5/6 17:05 インド映画を観に行った。stoRy,fiRe,wateR.これら3つのRを取って『RRR』。あの有名な映画だ。このnoteにはネタバレが多く含まれるので、『RRR』を鑑賞する予定のある方は、目をお香の香りを染み込ませたターバンでお覆いください。
『RRR』に主人公は二人いる。ビームとラーマだ。
それぞれ異なる物語を持つ二人だが、どちらもイギリスの植民地支配により家族を失った過去を持つ。ビームは妹をイギリスの貴族に買われ、ラーマはイギリス軍に両親を殺された。
ビームは妹を村に連れて帰るために下町で塗装屋として働きながら、ラーマは全村人に武器を与えるため警察として働きながら、自分の目標を果たすべき時を待っていた。その中で二人が出会い、ここまでシリアスな展開が続いてきた中、なんやかんやナートゥ(このナートゥが絶品なのだがここでは触れないように気をつける)し、なんやかんや敵対し、なんやかんや手を取り合うのだが3時間の映画のあらすじを書く文才は持ち合わせていないため、割愛させていただく。ナートゥ、美しきナートゥ…。ナートゥをご存知?Do you know Naatu?
ところで、この『RRR』という映画、ビームもラーマも家族を活力に死に物狂い、それはそれは死に物狂いでは言い表せないほど死に物狂いで闘い続ける。家族の為になら自分の命は勿論親友の命だってくれてやる、というほどに。ここで読者に問いたい。……これ、できる?????
余談だが私は家族に(主に父に)コンプレックスがあり、一般家庭より遥かに家族を大切に思っていないのだが、一般家庭でお育ちあそばれた皆さん、できる?????

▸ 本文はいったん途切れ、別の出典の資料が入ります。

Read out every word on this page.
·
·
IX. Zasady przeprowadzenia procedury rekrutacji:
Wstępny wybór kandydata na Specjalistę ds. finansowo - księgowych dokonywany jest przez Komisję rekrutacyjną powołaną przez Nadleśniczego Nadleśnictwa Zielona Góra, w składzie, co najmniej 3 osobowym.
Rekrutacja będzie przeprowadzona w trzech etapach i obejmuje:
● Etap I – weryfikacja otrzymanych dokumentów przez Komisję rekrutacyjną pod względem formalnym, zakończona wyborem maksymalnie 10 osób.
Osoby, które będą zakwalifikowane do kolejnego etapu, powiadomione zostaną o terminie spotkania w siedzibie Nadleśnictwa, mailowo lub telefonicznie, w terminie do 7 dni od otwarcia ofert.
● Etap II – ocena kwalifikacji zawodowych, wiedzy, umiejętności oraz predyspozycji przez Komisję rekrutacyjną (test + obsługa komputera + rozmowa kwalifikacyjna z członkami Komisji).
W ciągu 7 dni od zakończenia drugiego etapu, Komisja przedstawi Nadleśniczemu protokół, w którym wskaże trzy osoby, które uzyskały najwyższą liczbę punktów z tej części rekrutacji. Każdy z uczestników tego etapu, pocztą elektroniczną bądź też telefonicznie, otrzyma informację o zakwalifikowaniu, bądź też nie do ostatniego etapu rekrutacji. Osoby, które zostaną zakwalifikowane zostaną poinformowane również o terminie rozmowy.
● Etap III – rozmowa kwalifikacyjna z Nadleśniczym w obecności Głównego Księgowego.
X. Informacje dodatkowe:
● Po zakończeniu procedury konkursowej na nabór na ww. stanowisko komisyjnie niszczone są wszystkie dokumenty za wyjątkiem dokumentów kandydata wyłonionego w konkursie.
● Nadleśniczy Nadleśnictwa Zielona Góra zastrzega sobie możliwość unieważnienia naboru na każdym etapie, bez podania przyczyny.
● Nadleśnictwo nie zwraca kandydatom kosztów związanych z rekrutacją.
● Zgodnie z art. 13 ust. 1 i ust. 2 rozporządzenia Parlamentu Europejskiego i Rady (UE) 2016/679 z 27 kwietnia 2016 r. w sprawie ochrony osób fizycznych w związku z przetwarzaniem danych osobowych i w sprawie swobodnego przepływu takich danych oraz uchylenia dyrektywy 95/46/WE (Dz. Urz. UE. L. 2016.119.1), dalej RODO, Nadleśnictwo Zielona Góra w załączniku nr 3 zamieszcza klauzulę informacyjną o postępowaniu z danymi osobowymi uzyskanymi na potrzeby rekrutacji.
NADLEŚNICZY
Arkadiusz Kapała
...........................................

インド映画を観ると、日本では考えられないほど家族と自然を尊ぶ様子が見られる。村を離れるラーマは「このゴーダーヴァリ河に誓って帰ってくる」と宣言したが、大阪を発つ息子に「この淀川に誓って帰ってくる」と言われても「はぁ」の一言だろう。その割にはあっさり山を焼いたりするのだが、山というのは指や首のようにもう生えてこないものではない。どちらかといえば、髪や爪のような再生可能なもの。だから髪を抜いても爪を剥いでもいいし、山は焼いてもいい。ということにしておこう。話は戻って、いや少し寄り道して、中学生の時に合唱コンクール(いわゆる音楽会)で歌った『怪獣のバラード』という曲には「海が見たい 人を愛したい 怪獣にも心はあるのさ」という一節がある。インドほどこの心が見える映画を作る国があるだろうか。そして日本の現代人には…あまり主語が大きいと良くないので変えよう。私には、この心があるだろうか。
そんなことを考えているうちに長い長いと思っていた3時間は過ぎていたし、ナートゥや如何にもなCGで大笑いしてやろうと目論んでいた醜い私の目には、いや、目に浮かぶどころか、顎の裏まで涙が流れていた。
私の目から顎の裏にかけてせせらぐ、この美しきゴーダーヴァリ河に誓って言おう。
『RRR』は素晴らしい映画だ。